She asked, “What of the sacred charge? What business is our survival to you now? Did you not exile yourself? Have you not become an Mbadiwe?”
The misshapen hunters began to yap and growl. A look from the Ooni silenced them. He turned to Imade and said, “The prophecy said that we were to survive till Obatala returned. That task is now my charge as the last man.”
She smiled in spite of herself. “If anyone is the last of anything, I am the one.”
“No,” he said. “After the destruction and in the latest upsurge, I gained the power to control. A leader must have the power to control. Look at you. You are just a woman. Women cannot wield power. Nature chose us for that and chose you for the task of breeding. The jump skipped you, did it not? Have you wondered why?” Imade was silent. In truth, she had wondered. Her face must have given that away. The Ooni’s eyes blazed in triumph.

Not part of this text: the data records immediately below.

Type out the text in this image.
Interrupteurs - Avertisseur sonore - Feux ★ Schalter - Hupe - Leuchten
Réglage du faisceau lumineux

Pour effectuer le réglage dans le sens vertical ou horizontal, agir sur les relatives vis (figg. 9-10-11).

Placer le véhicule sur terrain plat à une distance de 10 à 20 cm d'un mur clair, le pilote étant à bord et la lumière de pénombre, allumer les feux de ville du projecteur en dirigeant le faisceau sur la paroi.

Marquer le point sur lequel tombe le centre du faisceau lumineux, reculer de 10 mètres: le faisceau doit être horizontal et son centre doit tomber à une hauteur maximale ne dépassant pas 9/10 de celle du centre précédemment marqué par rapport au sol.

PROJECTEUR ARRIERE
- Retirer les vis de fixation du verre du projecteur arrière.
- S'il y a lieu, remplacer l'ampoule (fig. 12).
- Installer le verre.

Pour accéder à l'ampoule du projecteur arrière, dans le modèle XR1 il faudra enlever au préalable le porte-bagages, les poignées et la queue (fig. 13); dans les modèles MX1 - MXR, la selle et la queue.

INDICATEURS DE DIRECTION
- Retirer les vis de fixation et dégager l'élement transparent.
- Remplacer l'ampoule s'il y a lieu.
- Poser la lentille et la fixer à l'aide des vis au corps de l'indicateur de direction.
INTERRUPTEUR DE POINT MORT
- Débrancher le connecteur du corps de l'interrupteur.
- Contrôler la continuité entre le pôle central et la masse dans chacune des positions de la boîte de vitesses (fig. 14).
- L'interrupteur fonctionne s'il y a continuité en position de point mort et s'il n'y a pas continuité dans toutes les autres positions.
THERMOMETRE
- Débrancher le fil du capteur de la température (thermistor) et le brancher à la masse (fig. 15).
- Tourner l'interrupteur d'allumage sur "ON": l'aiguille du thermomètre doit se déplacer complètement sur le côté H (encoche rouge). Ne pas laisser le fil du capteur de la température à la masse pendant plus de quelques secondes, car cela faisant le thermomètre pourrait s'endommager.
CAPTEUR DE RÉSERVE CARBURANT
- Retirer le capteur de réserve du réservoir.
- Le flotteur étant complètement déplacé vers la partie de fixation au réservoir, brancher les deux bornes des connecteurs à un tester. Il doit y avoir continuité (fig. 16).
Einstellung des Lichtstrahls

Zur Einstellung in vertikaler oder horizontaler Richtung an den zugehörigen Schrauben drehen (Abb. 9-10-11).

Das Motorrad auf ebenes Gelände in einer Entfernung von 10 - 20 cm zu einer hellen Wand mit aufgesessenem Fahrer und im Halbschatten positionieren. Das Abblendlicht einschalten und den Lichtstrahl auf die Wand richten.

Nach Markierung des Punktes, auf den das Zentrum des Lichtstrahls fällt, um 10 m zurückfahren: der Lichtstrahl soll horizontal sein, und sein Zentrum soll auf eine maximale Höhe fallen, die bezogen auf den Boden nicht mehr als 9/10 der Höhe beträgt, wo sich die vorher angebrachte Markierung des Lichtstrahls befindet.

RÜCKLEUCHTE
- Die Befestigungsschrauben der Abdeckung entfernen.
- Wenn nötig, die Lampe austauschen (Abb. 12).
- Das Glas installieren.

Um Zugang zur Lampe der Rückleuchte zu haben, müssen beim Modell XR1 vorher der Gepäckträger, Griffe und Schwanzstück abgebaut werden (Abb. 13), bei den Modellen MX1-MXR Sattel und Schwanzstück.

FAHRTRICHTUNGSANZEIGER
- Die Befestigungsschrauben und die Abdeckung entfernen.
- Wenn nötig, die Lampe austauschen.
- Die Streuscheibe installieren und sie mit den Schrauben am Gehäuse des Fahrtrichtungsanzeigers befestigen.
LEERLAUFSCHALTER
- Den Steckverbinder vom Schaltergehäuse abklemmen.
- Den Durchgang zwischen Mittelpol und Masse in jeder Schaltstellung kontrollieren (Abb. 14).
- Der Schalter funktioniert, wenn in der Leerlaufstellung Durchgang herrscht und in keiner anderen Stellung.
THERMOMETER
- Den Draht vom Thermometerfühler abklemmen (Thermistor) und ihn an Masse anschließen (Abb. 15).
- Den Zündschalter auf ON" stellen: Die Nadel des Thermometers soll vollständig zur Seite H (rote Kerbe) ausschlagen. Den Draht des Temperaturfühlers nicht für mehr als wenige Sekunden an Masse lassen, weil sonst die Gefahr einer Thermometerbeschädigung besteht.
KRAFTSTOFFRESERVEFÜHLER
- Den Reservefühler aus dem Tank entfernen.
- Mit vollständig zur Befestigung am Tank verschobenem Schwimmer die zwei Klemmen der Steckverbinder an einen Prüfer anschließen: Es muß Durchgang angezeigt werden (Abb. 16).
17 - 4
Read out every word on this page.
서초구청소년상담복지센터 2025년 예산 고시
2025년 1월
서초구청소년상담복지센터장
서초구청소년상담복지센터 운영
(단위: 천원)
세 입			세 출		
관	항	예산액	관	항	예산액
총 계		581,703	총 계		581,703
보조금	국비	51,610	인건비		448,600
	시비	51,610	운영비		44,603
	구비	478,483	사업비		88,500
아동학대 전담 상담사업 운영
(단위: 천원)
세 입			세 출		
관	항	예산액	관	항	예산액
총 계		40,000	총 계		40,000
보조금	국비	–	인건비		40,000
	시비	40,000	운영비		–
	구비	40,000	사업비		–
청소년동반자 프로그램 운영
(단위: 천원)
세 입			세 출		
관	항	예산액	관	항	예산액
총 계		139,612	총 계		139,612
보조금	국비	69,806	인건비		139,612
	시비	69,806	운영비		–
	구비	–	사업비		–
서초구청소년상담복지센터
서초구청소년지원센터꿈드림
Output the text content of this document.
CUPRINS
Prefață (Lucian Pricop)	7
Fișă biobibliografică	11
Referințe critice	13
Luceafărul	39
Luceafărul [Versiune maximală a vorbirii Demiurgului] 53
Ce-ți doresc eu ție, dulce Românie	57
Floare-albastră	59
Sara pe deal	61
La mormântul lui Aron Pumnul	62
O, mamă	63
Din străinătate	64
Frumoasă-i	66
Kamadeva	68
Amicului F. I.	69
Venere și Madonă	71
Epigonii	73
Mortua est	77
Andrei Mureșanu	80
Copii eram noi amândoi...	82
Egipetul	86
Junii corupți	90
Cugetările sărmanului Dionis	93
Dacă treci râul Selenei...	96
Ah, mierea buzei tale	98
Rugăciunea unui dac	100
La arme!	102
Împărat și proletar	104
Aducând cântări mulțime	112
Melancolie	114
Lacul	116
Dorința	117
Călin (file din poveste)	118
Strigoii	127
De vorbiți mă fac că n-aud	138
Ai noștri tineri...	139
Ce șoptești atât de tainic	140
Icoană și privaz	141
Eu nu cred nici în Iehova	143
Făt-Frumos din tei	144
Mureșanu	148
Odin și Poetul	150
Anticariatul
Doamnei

“It is because you are unworthy. You are unruly and unwilling. That is why any significant power skipped you. No power was gifted you with which you can escape your foreordained task. The only power you were granted was the power to produce and carry on life. Like the one you carry within you.”
Imade started.
“Oh, you don’t know it?” he said. “You are with child. That whelp of mine must have finally done something manly for once.”
Imade was numb with disbelief. “It was just yesterday,” she said aloud to herself. “How do you know I am with a child anyway?”
“You forget that I have the ability to control the gifted. All the gifted, even the yet unformed. I can sense the one in your womb. I cannot control it yet, but I can sense the part of it that makes up the gifts of Obatala. And do you wonder how? Conception was recent perhaps, just yesterday you said?”
Imade was silent.
He was thoughtful for a second then said. “I see now that I was wrong. The jump did not skip you; it merely affected you in other ways. It accelerated your reproductive processes. As the last woman you evolved in ways that would ensure our survival. No wonder I was able to sense the child. This one will be strong and will grow swiftly. It will have a place in our new world order.”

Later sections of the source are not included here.